Não se engane, porém, de pensar que Hamlet: 16 x 8 é uma peça autobiográfica. Passagens da vida do ator aparecem na dramaturgia, mas a mola propulsora vem de um livro alheio, Hamlet e o Filho do Padeiro: Memórias Imaginadas, publicado em 2000 pelo diretor Augusto Boal (1931-2009). Nele, o criador do Teatro do Oprimido estabelece conexões entre a história de seu pai, um padeiro português do subúrbio carioca, e o encanto do futuro artista pelos palcos, passando pelas experiências coletivas do Teatro de Arena e a devoção pela obra-prima de Shakespeare sobre o príncipe da Dinamarca. “Descobri o livro em 2011 e fui trabalhando aos poucos, tudo amadureceu com tempo”, conta Bandeira. “Até que veio a pandemia, aquela loucura de ficar em casa sem ter o que fazer, e resolvi finalizar um texto para montar, apoiado em alguns capítulos.”
Com o projeto estruturado, o artista recorreu a Marco Antonio Rodrigues, o Marcão, um fiel parceiro de sua trajetória profissional. O primeiro encontro dos dois se deu no espetáculo Verás que Tudo É Mentira, em 1995, um embrião do Grupo Folias, fundado dois anos depois pela dupla e outros amigos embebidos pelas expressões de um teatro popular e engajado. Só que o diretor, com sua fúria criativa, apontou caminhos nem imaginados pelo intérprete. “O livro é muito mais potente que isso e podemos expandir o enfoque, até porque sua vida e a de Boal se relacionam em diversas questões”, sugeriu Marcão.
Bandeira levou um susto, mas confiante na inquietude do parceiro se permitiu dar corda ao nunca imaginado. O diretor e, a partir daí, coautor do texto, conectou as experiências de teatro de grupo de Boal e o papel de Bandeira no Folias e na Companhia do Latão e o enfrentamento político do velho Bandeira de Mello e a repressão sofrida pelo teatrólogo e seus exílios na Argentina, em Portugal e na França. Também foi sublinhado o fato de os dois terem crescido diante da imagem de pais fortes que poderiam servir de sombra e, assim, volta a aparecer a relação com Shakespeare. “Existem pais combativos, como o do Boal e o meu, e pais destrutivos, como o do Hamlet, cujo fantasma precisa ser exorcizado”, compara Bandeira.
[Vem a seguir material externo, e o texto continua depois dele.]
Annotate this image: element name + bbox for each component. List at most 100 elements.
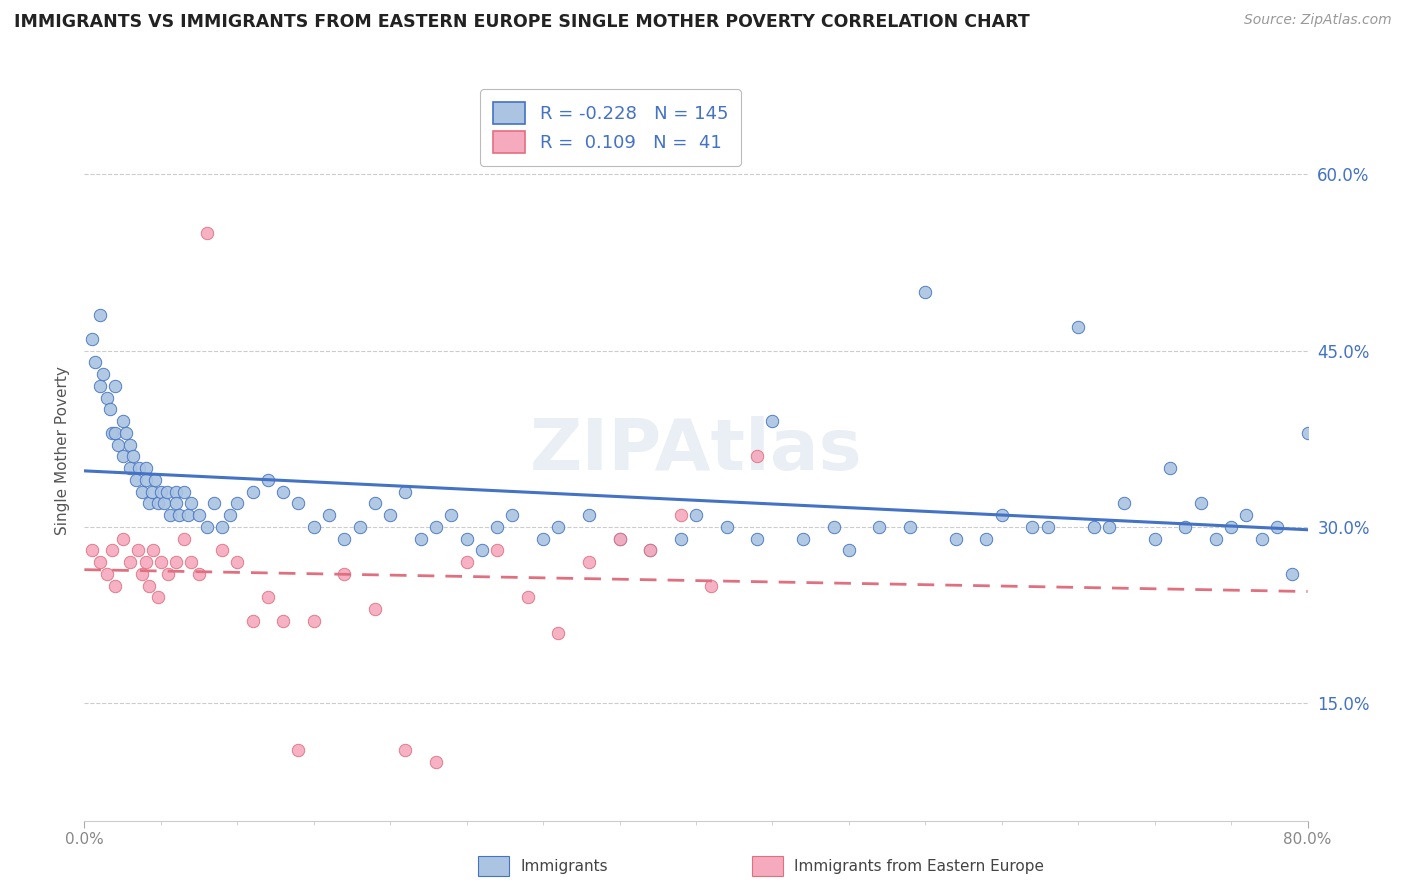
Text: ZIPAtlas: ZIPAtlas: [530, 416, 862, 485]
Point: [1296, 425, 1319, 440]
Point: [138, 579, 160, 593]
Point: [135, 461, 157, 475]
Point: [149, 555, 172, 569]
Point: [380, 508, 402, 522]
Point: [1143, 532, 1166, 546]
Point: [89, 308, 111, 322]
Point: [138, 496, 160, 510]
Legend: R = -0.228   N = 145, R =  0.109   N =  41: R = -0.228 N = 145, R = 0.109 N = 41: [479, 89, 741, 166]
Point: [898, 520, 921, 534]
Point: [838, 543, 860, 558]
Point: [287, 743, 309, 757]
Point: [173, 532, 195, 546]
Point: [159, 508, 181, 522]
Point: [125, 473, 148, 487]
Point: [425, 755, 447, 769]
Point: [257, 473, 280, 487]
Point: [111, 414, 134, 428]
Point: [1189, 496, 1212, 510]
Point: [101, 425, 124, 440]
Point: [226, 555, 249, 569]
Point: [578, 508, 600, 522]
Point: [114, 425, 136, 440]
Point: [456, 555, 478, 569]
Point: [638, 543, 661, 558]
Point: [91, 367, 114, 381]
Point: [761, 414, 783, 428]
Point: [257, 591, 280, 605]
Point: [188, 508, 211, 522]
Point: [149, 484, 172, 499]
Point: [531, 532, 554, 546]
Point: [120, 555, 142, 569]
Point: [135, 473, 157, 487]
Point: [180, 496, 202, 510]
Point: [991, 508, 1014, 522]
Point: [394, 484, 416, 499]
Point: [128, 461, 150, 475]
Point: [120, 461, 142, 475]
Point: [440, 508, 463, 522]
Point: [143, 473, 166, 487]
Point: [869, 520, 891, 534]
Text: IMMIGRANTS VS IMMIGRANTS FROM EASTERN EUROPE SINGLE MOTHER POVERTY CORRELATION C: IMMIGRANTS VS IMMIGRANTS FROM EASTERN EU…: [14, 13, 1029, 31]
Point: [271, 484, 294, 499]
Point: [165, 484, 187, 499]
Point: [141, 484, 163, 499]
Y-axis label: Single Mother Poverty: Single Mother Poverty: [55, 366, 70, 535]
Point: [89, 379, 111, 393]
Point: [165, 496, 187, 510]
Point: [669, 532, 692, 546]
Point: [1098, 520, 1121, 534]
Text: Source: ZipAtlas.com: Source: ZipAtlas.com: [1244, 13, 1392, 28]
Point: [333, 532, 356, 546]
Point: [609, 532, 631, 546]
Point: [547, 520, 569, 534]
Point: [547, 625, 569, 640]
Point: [486, 543, 509, 558]
Point: [146, 496, 169, 510]
Point: [127, 543, 149, 558]
Point: [364, 496, 387, 510]
Point: [96, 566, 118, 581]
Point: [1159, 461, 1181, 475]
Point: [188, 566, 211, 581]
Point: [122, 450, 145, 464]
Point: [945, 532, 967, 546]
Point: [211, 543, 233, 558]
Point: [287, 496, 309, 510]
Point: [792, 532, 814, 546]
Point: [211, 520, 233, 534]
Point: [364, 602, 387, 616]
Point: [111, 450, 134, 464]
Point: [716, 520, 738, 534]
Point: [669, 508, 692, 522]
Point: [104, 379, 127, 393]
Point: [271, 614, 294, 628]
Point: [146, 591, 169, 605]
Point: [333, 566, 356, 581]
Point: [107, 437, 129, 451]
Point: [218, 508, 240, 522]
Point: [195, 520, 218, 534]
Point: [153, 496, 176, 510]
Point: [80, 543, 103, 558]
Point: [1021, 520, 1043, 534]
Point: [318, 508, 340, 522]
Point: [131, 484, 153, 499]
Point: [96, 391, 118, 405]
Point: [486, 520, 509, 534]
Text: Immigrants from Eastern Europe: Immigrants from Eastern Europe: [794, 859, 1045, 873]
Point: [242, 484, 264, 499]
Point: [1205, 532, 1227, 546]
Point: [394, 743, 416, 757]
Point: [135, 555, 157, 569]
Point: [1250, 532, 1272, 546]
Point: [89, 555, 111, 569]
Point: [226, 496, 249, 510]
Point: [456, 532, 478, 546]
Point: [747, 532, 769, 546]
Point: [195, 226, 218, 240]
Point: [1036, 520, 1059, 534]
Point: [173, 484, 195, 499]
Hamlet: 16 x 8 foi levantado em menos de dois meses em um outro exílio. Bandeira, Marcão e suas famílias passaram parte de junho e julho em um sítio em Paraibuna, no interior paulista. Acordavam cedo, ensaiavam à exaustão e brigavam, sim, brigavam porque a intimidade veio à tona. “Eu lutei por um caminho lírico, queria trabalhar a indignação com amor, e o Marcão, muito mais raivoso com tudo o que acontece no País, foi cedendo aos poucos e comprou minhas ideias, uma prova de que estamos mais maduros”, ironiza o ator.
A estreia também marca o fim de mais um exílio para Bandeira – e, aqui, não se trata só da clausura pandêmica. Em 2017, o artista descobriu um câncer no rim que, depois de uma operação, deveria ter sido totalmente extirpado. Fortes dores no estômago, durante uma sessão da peça O Patrão Cordial, meses depois, mostraram que parte do tumor abrira espaço para uma metástase. “Atravessei um processo de vida e morte, emagreci quinze quilos, me despedi várias vezes da minha mulher e do meu filho, mas hoje vejo o câncer até como um presente, tudo ganhou um outro olhar”, declara ele, que volta ao palco depois de quase quatro anos. Em meio ao tratamento, Bandeira gravou participações na série Carcereiros, da Rede Globo, deu aulas no Célia Helena Centro de Artes e Educação e, há um mês, trabalhou em outra série da emissora, Aruanas. “Enfrentei medos, exílios e tudo desencadeou em um espetáculo que ganha a cena na pandemia, o que não deixa de ser um ato de rebeldia e de resistência pela vida.”
As informações são do jornal O Estado de S. Paulo.